Through her project L’Ancêtre, Patricia Lortie makes a symbolic gesture and restores cardboard to the shape of a tree. The sculpture will be made out of corrugated cardboard using a process of her own invention, and will be accompanied by a video projection. Visitors will be able to touch the sculpture and take it in their arms in order to remind them of our primordial connection with the natural world. Making the sculpture will require gathering recycled corrugated cardboard. A public appeal for corrugated cardboard will test, on a local level, the interconnectivity offered by digital networks. This invitation will prompt people to examine their consumption and create a real connection between artwork and individual. Through the use of recycled cardboard, Lortie interrogates our ties to overconsumption and our use of the forest to support the online shopping industry.
Awarding of the UQAM Jean-Claude-Rochefort Grant created in memory of this important figure in contemporary art in Quebec, this grant is awarded to a student in art history at the Université du Québec à Montréal who stands out for his or her research into contemporary art. Visitors to the Symposium are invited to come meet the winner of the 2022 Jean-Claude-Rochefort Grant. Born in St-Hilarion and died en 2010, Jean-Claude Rochefort lived in the Charlevoix region and in Montreal, where he worked as an art critic (Le Devoir, Spirale, Vie des Arts) and independent curator.

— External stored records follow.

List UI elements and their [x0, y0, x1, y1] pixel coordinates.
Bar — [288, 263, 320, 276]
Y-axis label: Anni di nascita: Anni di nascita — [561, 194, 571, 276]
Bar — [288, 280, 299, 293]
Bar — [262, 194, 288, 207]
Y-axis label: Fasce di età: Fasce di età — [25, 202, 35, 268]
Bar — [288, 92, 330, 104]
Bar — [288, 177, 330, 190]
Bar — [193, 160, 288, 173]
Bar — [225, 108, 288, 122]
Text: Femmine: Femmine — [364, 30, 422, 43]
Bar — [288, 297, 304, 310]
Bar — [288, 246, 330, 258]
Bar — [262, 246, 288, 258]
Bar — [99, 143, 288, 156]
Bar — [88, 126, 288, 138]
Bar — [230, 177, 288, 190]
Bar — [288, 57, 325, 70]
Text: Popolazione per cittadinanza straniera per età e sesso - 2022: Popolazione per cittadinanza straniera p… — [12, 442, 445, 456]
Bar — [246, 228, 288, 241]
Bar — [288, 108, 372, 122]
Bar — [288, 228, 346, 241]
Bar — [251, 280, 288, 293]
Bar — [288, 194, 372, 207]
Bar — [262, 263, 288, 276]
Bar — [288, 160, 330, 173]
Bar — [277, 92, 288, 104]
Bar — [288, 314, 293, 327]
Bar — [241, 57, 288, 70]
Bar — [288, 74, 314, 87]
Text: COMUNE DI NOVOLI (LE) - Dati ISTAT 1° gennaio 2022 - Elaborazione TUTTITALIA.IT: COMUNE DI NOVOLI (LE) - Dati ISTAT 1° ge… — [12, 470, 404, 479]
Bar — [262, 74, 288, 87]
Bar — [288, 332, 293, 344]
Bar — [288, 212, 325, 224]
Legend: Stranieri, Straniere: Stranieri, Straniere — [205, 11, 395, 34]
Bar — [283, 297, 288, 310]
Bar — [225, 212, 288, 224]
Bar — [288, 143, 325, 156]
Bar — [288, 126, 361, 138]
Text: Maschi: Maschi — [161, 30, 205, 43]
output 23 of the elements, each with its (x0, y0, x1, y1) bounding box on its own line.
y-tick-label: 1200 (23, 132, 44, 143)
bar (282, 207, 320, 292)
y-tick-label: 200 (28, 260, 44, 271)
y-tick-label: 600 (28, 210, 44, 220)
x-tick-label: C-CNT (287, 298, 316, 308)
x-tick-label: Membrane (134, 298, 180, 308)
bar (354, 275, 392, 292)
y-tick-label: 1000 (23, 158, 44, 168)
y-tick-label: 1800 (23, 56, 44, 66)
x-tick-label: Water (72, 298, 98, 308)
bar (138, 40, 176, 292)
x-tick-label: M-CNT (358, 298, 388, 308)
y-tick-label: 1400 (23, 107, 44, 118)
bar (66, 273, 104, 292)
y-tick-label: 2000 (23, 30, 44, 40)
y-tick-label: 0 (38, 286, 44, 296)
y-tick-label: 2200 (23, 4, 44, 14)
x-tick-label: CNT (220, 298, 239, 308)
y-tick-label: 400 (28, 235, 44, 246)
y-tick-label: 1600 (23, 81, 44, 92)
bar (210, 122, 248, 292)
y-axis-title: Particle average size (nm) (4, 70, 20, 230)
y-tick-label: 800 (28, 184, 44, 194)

Hédy Gobaa’s project is entitled Lorsqu’ici devient là-bas. In today’s globalised world and as a migrant himself, Gobaa feels that what eludes us today is a sense of place. Who among us can still claim to having remained faithful to the place where we grew up? Using a computer to prefabricate his paintings, Gobaa will create hybrid landscapes from those of Tunisia and Quebec using superimposition, the incorporation of elements, cut-outs and manipulated shapes and colours. He would like to express the fact that the way of looking of the interconnected traveller who inhabits several places is hybrid; that these travellers superimpose snapshots one on top of the other; and that they accumulate these snapshots, erase things and create a kind of monstrous deformation.
The 40th edition of the Symposium will come to a close in music: come party with Qualité Motel! This Quebec electro-pop group, whose reputation as a performance machine needs no introduction, will give a closing show that will really wow your eyes and ears!
A presentation of the artworks created during the 40th Symposium.